On sentencing, the court applied abuse-of-discretion review to the district court’s denial of a departure from Jessica’s Law’s mandatory 25-year minimum under K.S.A. 21-6627(d) and to the imposition of consecutive sentences. The district court reviewed mitigating circumstances without improperly weighing them against aggravating factors, as required by State v. Powell, 308 Kan. 895 (2018), and found they did not constitute “substantial and compelling” reasons to depart. That determination was not arbitrary or unreasonable.
Key Takeaways
- A district court commits legal error by dismissing a Batson challenge to a peremptory strike on an alternate juror as “not ripe”; the three-step inquiry must be completed at the time of the objection, but the resulting error is harmless where no alternate participated in deliberations and the excluded juror could not have affected the verdict.
- A constitutional speedy-trial claim under Barker v. Wingo requires factual findings on all four factors; a defendant who fails to object to the inadequacy of the district court’s findings, and who provides only a conclusory argument below, forfeits meaningful appellate review of the claim.
- Under Jessica’s Law, K.S.A. 21-6627(d), a district court reviewing a departure motion must consider mitigating circumstances without weighing them against aggravating factors; if the mitigating circumstances do not rise to “substantial and compelling,” denial of the departure is not an abuse of discretion.
Why It Matters
Camacho-Rodriguez settles, as a matter of first impression for Kansas, that a Batson violation affecting a potential alternate juror who never deliberated is subject to harmless-error analysis and may be affirmed. Defense counsel confronting a race-based strike of an alternate should preserve the argument that Batson structural-error principles apply regardless of whether the alternate serves—the court’s analysis signals that argument will face resistance—but should also preserve a detailed record on the pretext prong in case harmless-error analysis is applied. The decision also confirms that the district court cannot defer the Batson inquiry; counsel should demand completion of all three steps at trial.

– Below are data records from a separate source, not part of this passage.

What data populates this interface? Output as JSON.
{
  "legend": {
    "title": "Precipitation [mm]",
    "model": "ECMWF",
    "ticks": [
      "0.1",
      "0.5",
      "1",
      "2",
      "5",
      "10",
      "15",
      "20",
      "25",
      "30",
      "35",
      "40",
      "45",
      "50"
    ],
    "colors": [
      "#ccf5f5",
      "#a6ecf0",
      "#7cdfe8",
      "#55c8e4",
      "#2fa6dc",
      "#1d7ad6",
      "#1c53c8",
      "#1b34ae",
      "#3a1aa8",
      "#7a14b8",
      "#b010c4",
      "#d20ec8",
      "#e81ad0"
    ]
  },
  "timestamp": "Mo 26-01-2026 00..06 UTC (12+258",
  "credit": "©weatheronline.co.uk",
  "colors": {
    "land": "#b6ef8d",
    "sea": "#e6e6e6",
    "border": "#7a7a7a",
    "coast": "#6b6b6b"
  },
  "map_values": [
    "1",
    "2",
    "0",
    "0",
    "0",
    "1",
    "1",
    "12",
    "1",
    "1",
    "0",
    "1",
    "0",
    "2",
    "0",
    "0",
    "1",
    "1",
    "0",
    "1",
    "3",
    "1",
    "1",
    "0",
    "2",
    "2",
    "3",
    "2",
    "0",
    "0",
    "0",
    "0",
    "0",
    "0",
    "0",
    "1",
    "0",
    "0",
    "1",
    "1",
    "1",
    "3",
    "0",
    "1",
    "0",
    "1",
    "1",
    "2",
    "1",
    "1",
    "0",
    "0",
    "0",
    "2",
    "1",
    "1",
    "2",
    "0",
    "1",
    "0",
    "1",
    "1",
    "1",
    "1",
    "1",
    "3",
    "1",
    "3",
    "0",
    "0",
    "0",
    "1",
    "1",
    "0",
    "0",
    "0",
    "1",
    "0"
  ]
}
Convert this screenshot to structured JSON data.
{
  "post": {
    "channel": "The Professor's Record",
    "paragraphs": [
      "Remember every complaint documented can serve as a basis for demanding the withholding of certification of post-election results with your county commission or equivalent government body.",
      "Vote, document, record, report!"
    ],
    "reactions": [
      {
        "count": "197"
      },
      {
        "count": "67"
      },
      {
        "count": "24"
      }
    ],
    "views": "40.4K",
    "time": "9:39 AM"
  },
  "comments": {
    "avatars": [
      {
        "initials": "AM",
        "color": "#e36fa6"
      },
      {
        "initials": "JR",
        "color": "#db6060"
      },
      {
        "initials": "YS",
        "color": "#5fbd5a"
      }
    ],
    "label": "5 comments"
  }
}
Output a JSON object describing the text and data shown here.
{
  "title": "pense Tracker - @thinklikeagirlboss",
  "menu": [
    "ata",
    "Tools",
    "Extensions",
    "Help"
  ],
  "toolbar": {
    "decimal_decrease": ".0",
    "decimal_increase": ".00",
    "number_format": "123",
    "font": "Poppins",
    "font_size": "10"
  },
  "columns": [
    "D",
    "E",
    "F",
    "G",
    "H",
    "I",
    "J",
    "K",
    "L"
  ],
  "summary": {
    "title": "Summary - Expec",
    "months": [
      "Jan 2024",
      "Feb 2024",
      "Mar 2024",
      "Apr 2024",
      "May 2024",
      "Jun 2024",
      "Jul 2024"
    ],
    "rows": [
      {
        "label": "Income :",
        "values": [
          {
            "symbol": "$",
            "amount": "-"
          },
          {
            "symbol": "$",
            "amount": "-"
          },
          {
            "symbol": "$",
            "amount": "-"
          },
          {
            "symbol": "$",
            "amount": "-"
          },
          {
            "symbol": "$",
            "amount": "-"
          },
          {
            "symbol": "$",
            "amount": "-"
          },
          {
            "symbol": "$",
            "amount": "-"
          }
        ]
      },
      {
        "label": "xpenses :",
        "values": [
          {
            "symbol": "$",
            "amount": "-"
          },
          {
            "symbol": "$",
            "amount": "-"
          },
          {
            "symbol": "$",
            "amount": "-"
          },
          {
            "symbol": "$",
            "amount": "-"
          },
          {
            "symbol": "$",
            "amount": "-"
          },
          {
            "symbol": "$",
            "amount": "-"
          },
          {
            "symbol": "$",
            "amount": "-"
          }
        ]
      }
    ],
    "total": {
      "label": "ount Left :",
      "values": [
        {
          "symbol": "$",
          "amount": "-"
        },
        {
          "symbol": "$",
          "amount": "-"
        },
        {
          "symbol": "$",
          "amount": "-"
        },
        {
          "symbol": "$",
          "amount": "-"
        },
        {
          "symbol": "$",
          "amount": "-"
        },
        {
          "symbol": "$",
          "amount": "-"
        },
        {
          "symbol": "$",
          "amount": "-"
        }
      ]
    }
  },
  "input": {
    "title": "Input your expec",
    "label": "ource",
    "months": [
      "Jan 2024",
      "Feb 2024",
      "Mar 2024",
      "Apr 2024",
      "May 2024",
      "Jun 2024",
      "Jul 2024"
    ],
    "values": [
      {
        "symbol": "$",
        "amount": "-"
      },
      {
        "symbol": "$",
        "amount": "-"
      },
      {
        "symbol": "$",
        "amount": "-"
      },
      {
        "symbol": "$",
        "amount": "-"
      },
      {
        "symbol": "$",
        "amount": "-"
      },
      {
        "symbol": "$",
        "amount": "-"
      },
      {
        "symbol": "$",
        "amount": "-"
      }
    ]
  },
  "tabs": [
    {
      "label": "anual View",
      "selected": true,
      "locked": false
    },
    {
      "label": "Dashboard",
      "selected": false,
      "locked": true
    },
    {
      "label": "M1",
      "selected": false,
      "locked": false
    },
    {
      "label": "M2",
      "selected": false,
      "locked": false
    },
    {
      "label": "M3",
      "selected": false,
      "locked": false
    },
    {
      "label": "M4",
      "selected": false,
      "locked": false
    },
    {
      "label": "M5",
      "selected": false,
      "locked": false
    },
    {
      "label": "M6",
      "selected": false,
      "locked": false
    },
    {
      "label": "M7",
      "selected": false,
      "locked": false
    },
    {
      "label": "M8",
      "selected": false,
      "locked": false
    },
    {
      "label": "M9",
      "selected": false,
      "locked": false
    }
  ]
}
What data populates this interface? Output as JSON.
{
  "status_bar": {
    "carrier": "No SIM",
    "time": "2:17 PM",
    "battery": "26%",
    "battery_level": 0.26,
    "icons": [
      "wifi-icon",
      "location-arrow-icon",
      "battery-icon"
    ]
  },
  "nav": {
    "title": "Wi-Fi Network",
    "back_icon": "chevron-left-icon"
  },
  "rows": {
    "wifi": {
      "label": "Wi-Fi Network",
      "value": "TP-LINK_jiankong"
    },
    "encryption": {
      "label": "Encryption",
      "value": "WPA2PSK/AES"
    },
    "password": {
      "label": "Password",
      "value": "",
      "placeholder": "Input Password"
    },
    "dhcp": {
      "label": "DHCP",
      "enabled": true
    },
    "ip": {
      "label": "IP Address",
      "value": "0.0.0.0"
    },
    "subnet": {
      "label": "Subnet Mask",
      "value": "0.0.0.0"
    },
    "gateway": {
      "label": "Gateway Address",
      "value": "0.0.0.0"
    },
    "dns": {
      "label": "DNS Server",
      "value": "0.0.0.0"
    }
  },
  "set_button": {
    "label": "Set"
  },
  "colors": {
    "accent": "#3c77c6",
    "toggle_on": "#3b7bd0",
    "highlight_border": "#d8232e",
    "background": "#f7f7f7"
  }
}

The speedy-trial discussion reinforces a lesson that Kansas appellate practice often exposes: constitutional claims tied to factual findings require practitioners to develop those findings in the trial court. Filing a motion citing Barker is necessary but not sufficient. If the district court’s ruling addresses only one factor or uses an incorrect legal framework, counsel must object to the inadequacy of the findings on the record—not merely reassert the claim on appeal—to preserve meaningful review.